En janvier 2017, le guide de l’AFG sur « la transformation digitale des sociétés de gestion de portefeuille en SGP 3.0 » montrait, en l’illustrant avec de nombreux exemples d’acteurs français et étrangers, que la transformation digitale des SGP était en marche (voir Encadré 1). En un an, les SGP ont bien progressé dans la digitalisation de leurs infrastructures. Un sondage mené en 2017 par l’Agefi auprès des professionnels de la finance révèle quelques réponses éclairantes sur l’intégration des nouvelles technologies dans leurs métiers (cf Schéma 1). Il est intéressant de constater la lucidité des professionnels sur l’impact, présent et futur, des ruptures technologiques sur leur métier. Cela montre aussi l’enjeu de la formation à organiser par les entreprises, afin de permettre à leurs collaborateurs de monter en compétence.
Un accélérateur d’adoption
Les contraintes réglementaires sont vécues comme un accélérateur d’adoption de ces nouvelles technologies. À titre d’illustration, dans le cadre de MIF 2 et PRIIPs, la vente d’un fonds à un client particulier doit respecter le marché cible déterminé par la société de gestion et être adéquate avec la connaissance, l’expérience du client et bien sûr son appétence au risque. Les tableaux Excel ne sont plus suffisants pour permettre aux distributeurs (sociétés de gestion, banques, assureurs…) de répondre à ces obligations tout en contrôlant leurs coûts opérationnels. L’utilisation des technologies comme les Big Data et l'intelligence artificielle devient indispensable.
Une logique de partenariat avec les FinTechs
Un autre enseignement est que les partenariats FinTechs-entreprises financières vont se multiplier, ce qui est tout à fait logique. Les FinTechs ont besoin de clients et de fonds propres pour se développer, ce que les entreprises financières peuvent apporter. Celles-ci ont besoin d’accéder très vite à ces nouvelles technologies déployées à travers des applications, raison d’être des FinTechs.
À titre d’exemple, en septembre 2017, l’AFG a organisé une conférence où trois sociétés de gestion (Groupama AM, La Financière de l’Échiquier et OFI AM) ont fait part de leur projet d’utilisation de l’infrastructure blockchain afin d’améliorer leur connaissance clients. Après avoir rédigé le cahier des charges, les six sociétés de gestion à l’origine de ce
Un gain de simplification
Comme le montre le schéma 2, l’industrie de la gestion d’actifs a beaucoup à gagner en simplification de sa chaîne de valeur et de son écosystème. La technologie blockchain permet à l’industrie de la gestion d’actifs de s’affranchir de beaucoup d’intermédiaires, notamment pour la gestion du passif, connectant directement le client d’un fonds avec le producteur du fonds (comme le montre la création de la plate-forme Iznes).

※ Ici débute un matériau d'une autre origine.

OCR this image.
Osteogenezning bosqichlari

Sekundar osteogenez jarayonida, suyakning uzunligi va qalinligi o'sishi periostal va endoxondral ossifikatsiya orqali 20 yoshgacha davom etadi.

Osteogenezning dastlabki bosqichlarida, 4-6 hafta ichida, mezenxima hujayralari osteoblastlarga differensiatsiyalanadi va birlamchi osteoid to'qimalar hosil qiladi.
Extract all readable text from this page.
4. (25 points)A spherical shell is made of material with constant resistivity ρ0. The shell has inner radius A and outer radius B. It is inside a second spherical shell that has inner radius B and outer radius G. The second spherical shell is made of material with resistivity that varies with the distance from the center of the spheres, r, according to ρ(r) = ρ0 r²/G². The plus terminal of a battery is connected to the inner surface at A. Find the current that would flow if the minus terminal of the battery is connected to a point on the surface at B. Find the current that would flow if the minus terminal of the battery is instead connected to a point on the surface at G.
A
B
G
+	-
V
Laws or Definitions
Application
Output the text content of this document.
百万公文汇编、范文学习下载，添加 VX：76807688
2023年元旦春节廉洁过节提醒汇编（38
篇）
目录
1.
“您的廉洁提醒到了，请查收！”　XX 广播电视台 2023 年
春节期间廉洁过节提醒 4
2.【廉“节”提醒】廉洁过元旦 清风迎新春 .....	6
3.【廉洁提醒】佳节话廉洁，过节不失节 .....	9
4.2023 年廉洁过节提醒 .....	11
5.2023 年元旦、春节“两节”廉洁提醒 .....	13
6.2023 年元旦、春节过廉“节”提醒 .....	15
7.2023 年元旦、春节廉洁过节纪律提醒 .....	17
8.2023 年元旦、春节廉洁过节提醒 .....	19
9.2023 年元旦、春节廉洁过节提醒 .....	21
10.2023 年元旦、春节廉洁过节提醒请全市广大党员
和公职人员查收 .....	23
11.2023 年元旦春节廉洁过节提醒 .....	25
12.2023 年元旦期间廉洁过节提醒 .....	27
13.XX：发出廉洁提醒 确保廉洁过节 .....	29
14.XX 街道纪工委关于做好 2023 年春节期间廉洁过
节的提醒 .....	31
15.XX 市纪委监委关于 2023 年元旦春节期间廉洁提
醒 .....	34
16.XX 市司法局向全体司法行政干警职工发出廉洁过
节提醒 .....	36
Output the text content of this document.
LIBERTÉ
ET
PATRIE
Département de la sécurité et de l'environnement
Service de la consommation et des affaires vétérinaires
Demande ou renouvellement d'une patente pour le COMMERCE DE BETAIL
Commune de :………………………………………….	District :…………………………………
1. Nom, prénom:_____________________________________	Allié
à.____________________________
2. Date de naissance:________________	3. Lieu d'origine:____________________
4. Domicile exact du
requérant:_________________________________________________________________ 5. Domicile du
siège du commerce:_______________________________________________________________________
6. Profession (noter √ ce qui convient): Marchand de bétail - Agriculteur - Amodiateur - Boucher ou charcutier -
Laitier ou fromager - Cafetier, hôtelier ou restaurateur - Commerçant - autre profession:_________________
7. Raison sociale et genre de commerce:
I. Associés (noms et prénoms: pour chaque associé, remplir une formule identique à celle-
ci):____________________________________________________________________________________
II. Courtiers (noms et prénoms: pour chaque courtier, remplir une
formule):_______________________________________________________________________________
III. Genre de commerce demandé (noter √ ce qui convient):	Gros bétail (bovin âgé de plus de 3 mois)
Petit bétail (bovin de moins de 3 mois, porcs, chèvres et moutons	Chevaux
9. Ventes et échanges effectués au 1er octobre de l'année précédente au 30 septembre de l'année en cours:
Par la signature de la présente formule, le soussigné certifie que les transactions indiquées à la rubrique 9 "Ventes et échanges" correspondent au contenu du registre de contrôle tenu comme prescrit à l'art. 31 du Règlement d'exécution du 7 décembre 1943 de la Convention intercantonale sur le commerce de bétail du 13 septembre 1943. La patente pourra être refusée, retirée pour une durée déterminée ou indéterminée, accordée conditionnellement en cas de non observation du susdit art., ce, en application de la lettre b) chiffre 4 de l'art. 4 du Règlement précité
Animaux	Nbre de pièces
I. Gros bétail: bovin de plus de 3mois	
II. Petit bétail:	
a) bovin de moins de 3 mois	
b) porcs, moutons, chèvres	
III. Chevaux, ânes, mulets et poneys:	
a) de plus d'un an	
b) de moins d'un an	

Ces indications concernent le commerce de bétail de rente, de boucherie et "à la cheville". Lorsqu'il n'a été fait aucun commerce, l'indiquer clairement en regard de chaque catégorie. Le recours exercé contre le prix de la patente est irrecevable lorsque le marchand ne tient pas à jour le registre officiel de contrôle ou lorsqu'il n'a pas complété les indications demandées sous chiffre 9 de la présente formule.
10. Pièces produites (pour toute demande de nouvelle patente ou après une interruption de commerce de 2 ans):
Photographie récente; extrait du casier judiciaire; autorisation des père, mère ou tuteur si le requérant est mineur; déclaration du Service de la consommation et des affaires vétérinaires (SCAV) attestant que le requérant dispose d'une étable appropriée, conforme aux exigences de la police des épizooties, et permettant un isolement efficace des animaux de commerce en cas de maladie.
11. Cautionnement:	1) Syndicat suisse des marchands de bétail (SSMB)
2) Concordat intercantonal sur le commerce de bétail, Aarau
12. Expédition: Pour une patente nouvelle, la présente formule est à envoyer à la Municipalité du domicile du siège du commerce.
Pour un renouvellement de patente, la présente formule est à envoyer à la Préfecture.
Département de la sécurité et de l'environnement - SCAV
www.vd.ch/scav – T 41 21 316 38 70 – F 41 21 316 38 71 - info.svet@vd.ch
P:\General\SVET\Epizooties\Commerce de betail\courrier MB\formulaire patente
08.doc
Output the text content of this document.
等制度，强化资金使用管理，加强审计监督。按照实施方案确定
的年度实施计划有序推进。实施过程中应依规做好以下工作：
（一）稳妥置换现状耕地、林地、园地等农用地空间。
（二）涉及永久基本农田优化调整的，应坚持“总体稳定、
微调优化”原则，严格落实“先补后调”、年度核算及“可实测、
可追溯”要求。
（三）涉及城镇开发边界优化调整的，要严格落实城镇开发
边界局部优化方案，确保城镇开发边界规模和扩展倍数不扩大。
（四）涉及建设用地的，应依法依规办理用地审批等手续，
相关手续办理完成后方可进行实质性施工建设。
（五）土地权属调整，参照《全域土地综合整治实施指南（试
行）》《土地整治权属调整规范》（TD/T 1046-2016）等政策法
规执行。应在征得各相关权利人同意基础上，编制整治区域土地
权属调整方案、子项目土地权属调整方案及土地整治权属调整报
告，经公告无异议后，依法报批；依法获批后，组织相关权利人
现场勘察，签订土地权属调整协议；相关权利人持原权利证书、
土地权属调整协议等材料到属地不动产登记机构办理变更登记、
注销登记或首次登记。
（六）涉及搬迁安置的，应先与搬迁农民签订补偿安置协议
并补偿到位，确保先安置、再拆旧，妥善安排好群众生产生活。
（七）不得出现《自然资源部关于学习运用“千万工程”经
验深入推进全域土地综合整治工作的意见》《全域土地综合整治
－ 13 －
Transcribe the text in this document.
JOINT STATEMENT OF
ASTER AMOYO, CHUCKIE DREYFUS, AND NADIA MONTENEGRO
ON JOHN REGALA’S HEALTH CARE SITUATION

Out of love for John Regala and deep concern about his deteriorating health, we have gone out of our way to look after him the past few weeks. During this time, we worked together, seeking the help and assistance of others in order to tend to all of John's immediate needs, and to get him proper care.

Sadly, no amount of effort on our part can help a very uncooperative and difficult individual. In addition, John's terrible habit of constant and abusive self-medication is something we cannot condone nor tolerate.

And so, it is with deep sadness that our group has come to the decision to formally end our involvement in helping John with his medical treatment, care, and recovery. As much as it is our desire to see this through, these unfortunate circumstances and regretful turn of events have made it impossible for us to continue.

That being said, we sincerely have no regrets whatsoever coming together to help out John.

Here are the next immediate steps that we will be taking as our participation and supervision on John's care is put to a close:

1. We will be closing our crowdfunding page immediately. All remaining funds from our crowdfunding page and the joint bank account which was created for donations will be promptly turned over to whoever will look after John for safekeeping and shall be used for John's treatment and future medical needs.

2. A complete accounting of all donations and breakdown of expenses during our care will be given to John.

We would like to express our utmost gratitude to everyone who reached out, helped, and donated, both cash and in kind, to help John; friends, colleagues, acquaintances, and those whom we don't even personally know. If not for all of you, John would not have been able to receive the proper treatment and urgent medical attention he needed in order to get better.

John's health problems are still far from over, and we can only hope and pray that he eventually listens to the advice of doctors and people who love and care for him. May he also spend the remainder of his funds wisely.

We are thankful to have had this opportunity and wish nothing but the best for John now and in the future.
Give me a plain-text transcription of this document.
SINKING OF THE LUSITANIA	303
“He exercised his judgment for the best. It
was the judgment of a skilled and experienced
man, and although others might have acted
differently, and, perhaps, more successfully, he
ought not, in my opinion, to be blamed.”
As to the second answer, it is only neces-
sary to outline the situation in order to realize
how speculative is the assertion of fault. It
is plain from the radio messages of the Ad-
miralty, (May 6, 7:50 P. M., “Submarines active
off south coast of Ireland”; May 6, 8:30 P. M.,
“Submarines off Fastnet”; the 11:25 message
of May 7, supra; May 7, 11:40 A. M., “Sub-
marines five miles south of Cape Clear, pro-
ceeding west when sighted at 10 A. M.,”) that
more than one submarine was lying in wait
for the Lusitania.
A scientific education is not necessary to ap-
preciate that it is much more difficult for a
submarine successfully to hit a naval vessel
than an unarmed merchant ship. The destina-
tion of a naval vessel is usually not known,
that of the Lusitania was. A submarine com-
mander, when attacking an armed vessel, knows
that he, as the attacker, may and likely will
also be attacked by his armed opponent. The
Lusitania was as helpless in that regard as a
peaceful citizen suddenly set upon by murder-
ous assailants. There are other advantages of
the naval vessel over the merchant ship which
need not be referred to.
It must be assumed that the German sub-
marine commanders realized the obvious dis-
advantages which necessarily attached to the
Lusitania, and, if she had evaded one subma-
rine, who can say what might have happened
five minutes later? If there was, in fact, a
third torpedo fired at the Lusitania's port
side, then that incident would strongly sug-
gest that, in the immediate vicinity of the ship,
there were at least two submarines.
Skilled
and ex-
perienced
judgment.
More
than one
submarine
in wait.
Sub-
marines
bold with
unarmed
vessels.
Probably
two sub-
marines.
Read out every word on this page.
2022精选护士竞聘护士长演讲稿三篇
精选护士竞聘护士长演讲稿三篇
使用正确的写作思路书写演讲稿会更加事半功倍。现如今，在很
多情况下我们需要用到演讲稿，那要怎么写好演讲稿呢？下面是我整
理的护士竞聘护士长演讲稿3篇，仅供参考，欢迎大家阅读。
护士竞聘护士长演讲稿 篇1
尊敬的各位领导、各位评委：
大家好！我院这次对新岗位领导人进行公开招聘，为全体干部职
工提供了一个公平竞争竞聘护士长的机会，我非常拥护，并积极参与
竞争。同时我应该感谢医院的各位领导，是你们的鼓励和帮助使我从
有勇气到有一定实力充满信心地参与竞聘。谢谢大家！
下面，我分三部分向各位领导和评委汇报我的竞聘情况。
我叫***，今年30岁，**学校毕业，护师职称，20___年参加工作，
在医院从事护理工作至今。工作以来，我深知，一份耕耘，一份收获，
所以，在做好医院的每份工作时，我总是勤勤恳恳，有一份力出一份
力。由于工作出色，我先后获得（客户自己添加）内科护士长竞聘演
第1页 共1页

Au deuxième semestre 2018, deux initiatives de blockchain de Place sur la gestion du passif, Iznes en France et FundsDLT au Luxembourg, seront en production, après une phase de test démarrée au deuxième semestre 2017 avec de vrais ordres de souscriptions-rachats entre différents dépositaires. FundsDLT a été créée à l’initiative de KPMG Luxembourg, de la société technologique InTech et de Fundsquare, filiale de la Bourse du Luxembourg et plate-forme de distribution de fonds.
Alors que les deux projets peuvent aussi bien traiter des fonds de droit français, luxembourgeois, ou autres, ils diffèrent sur le règlement. En effet, FundsDLT, développé avec la technologie Ethereum, utilise le crypto-actif ether, qui est converti dans la devise du fonds au moment du règlement. En revanche, pour Iznes, le règlement passe par le circuit traditionnel, ce qui évite la problématique de conversion d’un crypto-actif en monnaie fiduciaire.
Pour que ces plates-formes se développent et embarquent plus de sociétés, il faudra qu’elles offrent d’autres services qui simplifient et sécurisent les process des SGP. Ainsi la mise à disposition de KYCs sera la prochaine étape. FundsDLT élabore depuis plusieurs années un KYC de Place qui se trouvera dans le « KYC hub » de la plate-forme. Puis devraient suivre les reportings aux clients, institutionnels, distributeurs et non professionnels.
Un enjeu d’interopérabilité
Enfin, un autre enjeu sera l’interopérabilité entre les plates-formes. Natixis AM, qui a décidé de travailler avec les deux plates-formes et de façon indifférente pour ses fonds de droit français et luxembourgeois, devra pouvoir passer de façon transparente et en toute fluidité d’une plate-forme à l’autre.
On voit bien à travers ces exemples à quel point la transformation digitale des sociétés de gestion est rapide parce que stratégique pour leur croissance. Et la digitalisation des acteurs s’effectue dans un climat favorable de la part des autorités de tutelle.